On Fri, Apr 27, 2018 at 05:39:06PM +0200, Guillaume Nault wrote:
> On Fri, Apr 27, 2018 at 08:23:16AM -0400, Kevin Easton wrote:
...
> > There's another bug here - pppoe_connect() should also be validating
> > sp->sa_family.  My suggested patch was going to be:
> > 
> > diff --git a/drivers/net/ppp/pppoe.c b/drivers/net/ppp/pppoe.c
> > index 1483bc7..90eb3fd 100644
> > --- a/drivers/net/ppp/pppoe.c
> > +++ b/drivers/net/ppp/pppoe.c
> > @@ -620,6 +620,14 @@ static int pppoe_connect(struct socket *sock, struct 
> > sockaddr *uservaddr,
> >         lock_sock(sk);
> >  
> >         error = -EINVAL;
> > +       if (sockaddr_len < sizeof(struct sockaddr_pppox))
> > +               goto end;
> > +
> > +       error = -EAFNOSUPPORT;
> > +       if (sp->sa_family != AF_PPPOX)
> > +               goto end;
> > +
> > +       error = -EINVAL;
> >         if (sp->sa_protocol != PX_PROTO_OE)

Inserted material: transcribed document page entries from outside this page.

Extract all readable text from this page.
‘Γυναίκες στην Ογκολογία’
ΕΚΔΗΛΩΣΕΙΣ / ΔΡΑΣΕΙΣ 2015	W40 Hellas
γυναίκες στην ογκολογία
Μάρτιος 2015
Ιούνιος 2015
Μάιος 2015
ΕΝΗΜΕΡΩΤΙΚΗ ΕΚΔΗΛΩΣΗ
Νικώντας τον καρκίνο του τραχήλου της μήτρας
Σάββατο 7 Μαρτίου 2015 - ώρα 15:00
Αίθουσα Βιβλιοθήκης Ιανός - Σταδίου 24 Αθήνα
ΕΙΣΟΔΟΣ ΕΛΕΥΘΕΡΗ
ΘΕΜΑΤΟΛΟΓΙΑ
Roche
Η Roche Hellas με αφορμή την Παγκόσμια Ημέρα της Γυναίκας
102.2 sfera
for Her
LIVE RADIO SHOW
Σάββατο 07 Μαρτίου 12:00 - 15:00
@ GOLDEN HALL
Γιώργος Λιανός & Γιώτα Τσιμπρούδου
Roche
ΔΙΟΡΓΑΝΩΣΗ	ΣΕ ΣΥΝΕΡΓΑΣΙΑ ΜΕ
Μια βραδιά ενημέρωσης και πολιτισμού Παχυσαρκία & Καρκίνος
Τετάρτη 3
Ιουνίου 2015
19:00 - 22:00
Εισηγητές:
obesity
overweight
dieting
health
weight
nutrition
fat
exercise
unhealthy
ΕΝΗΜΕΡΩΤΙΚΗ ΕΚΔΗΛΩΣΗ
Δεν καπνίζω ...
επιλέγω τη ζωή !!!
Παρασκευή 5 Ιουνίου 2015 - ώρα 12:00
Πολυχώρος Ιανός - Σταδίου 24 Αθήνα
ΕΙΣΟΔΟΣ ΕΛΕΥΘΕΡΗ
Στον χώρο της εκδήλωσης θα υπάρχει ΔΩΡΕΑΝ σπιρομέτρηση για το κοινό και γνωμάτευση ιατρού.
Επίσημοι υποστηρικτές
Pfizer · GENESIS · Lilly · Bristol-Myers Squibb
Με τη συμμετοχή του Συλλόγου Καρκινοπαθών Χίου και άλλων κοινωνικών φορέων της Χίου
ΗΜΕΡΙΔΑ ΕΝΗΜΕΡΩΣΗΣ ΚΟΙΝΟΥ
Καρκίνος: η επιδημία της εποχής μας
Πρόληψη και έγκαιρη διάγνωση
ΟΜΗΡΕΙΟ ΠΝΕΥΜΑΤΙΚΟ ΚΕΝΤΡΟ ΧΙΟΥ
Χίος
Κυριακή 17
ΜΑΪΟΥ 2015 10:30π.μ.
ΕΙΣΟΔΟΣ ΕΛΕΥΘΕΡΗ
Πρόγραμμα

> >                 goto end;
> >  
> > Should I rework this on top of net.git HEAD?
> > 
> > (The same applies to pppol2tp_connect()).
> > 
> Thanks for the suggestion. But ->sa_family has never been checked.
> Therefore, it has always been possible to connect a PPPoE or L2TP
> socket with an invalid .sa_family field. I'd be surprised if there were
> implementations relying on that, but we never know (for example, an
> implementation could send this field uninitialised). By being stricter
> we'd break such programs. And we don't need this field in the
> connection process, so not checking its value doesn't harm.
> 
> I'm all for being strict and validating user-provided data as much as
> possible, but I'm afraid its too late in this case.

Doesn't the same apply to supplying a bogus sockaddr_len?

I did test the rp-pppoe plugin for pppd with this patch - it does 
correctly set both the sa_family and sockaddr_len.  Checking on
Debian's codesearch also showed that everything in that corpus
that uses PX_PROTO_OE also sets AF_PPPOX.